Microsoft and Google, in a quite unexpected case of cooperation, launched a lawsuit which attempts to shut down patent troll GeoTag. The suit, which is based in Delaware, asks in court for the invalidation of GeoTag’s lone patent, a claim from 1996, to an “Internet organizer for accessing geographically and topically based information” founded on prior art existence. GeoTag has sued 397 companies in ten different complaints which cover online store locators of many retailers, most of them not being technology firms, but including AT&T, Radio Shack and GameStop.
The two companies launching the countersuit are aiming to close the patent in order to prevent GeoTag from suing them over their Google Maps and Bing Maps services. Both allow site visitors searching for local stores and might fit under the patent description in case this one was upheld.
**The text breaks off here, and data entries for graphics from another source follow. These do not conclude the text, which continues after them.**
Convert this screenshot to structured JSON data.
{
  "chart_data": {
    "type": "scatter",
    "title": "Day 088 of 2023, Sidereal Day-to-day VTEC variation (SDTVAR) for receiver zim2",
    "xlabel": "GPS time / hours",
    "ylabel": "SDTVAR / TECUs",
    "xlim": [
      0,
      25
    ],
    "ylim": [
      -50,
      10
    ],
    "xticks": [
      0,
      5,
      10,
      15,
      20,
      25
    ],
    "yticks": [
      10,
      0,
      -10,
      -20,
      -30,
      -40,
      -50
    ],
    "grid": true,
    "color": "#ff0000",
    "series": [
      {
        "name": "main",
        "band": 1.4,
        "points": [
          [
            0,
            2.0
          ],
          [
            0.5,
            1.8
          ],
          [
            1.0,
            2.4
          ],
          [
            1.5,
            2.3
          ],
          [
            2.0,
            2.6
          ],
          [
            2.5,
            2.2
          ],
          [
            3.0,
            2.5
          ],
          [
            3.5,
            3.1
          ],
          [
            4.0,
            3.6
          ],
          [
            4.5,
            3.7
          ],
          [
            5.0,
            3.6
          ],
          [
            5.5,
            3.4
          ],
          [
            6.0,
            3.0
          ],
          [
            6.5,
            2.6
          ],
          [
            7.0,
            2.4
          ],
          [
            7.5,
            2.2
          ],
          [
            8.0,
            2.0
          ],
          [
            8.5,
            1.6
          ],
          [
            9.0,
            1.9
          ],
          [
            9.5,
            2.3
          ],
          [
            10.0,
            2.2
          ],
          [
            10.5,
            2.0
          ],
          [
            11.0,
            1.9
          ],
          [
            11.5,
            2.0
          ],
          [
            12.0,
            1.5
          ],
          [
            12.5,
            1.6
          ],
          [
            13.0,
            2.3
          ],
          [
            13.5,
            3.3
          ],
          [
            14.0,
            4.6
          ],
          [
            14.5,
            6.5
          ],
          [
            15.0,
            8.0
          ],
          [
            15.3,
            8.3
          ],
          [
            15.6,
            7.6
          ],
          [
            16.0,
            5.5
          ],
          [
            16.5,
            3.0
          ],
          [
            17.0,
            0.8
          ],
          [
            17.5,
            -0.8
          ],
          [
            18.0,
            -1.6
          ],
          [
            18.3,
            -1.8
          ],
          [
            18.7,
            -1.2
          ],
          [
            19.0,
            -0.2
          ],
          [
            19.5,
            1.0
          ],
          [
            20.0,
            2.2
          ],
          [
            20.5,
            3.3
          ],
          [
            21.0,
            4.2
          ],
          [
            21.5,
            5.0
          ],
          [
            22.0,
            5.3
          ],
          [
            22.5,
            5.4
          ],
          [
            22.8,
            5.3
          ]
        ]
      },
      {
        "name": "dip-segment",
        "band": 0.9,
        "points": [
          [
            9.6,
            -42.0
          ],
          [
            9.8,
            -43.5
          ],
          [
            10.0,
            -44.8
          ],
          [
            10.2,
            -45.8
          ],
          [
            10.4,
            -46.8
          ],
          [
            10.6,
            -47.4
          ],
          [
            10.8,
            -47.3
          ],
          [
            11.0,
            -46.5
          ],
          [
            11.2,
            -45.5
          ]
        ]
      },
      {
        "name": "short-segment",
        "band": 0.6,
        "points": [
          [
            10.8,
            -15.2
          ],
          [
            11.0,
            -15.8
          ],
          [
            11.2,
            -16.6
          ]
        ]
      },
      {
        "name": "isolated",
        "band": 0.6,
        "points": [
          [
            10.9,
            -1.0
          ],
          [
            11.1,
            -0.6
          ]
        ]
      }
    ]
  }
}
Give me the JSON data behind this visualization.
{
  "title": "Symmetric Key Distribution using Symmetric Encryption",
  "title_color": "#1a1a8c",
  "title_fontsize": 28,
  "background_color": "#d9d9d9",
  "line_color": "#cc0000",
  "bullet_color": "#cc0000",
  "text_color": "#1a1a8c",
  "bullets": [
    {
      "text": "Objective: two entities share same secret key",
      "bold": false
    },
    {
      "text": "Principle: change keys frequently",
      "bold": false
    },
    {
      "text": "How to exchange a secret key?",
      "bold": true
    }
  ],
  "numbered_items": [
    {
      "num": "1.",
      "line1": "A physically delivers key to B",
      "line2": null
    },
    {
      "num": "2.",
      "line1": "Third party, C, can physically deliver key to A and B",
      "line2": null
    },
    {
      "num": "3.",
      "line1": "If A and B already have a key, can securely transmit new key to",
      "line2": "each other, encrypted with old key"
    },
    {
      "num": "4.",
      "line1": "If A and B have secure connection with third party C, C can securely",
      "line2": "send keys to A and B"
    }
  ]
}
GeoTag claims to be based in Texas in order to improve its interaction with local courts, as they are historically inclined to side with the company owning the patent. It however shows the classic signs of a patent troll because it was earlier owned in three different tax havens around the world. It was bought for $119 million for profiting solely off of the patent. GeoTag is known as not having any products or services of its own.
The lawsuit might potentially be critical to those users of either Microsoft or Google map data beyond the two companies, including engines built into Apple’s Maps on iOS devices and webOS. GeoTag has made public the filings and has raised capital from an initial public offering. Therefore, it could have a sufficient financial base to sue companies like Microsoft, Google and others.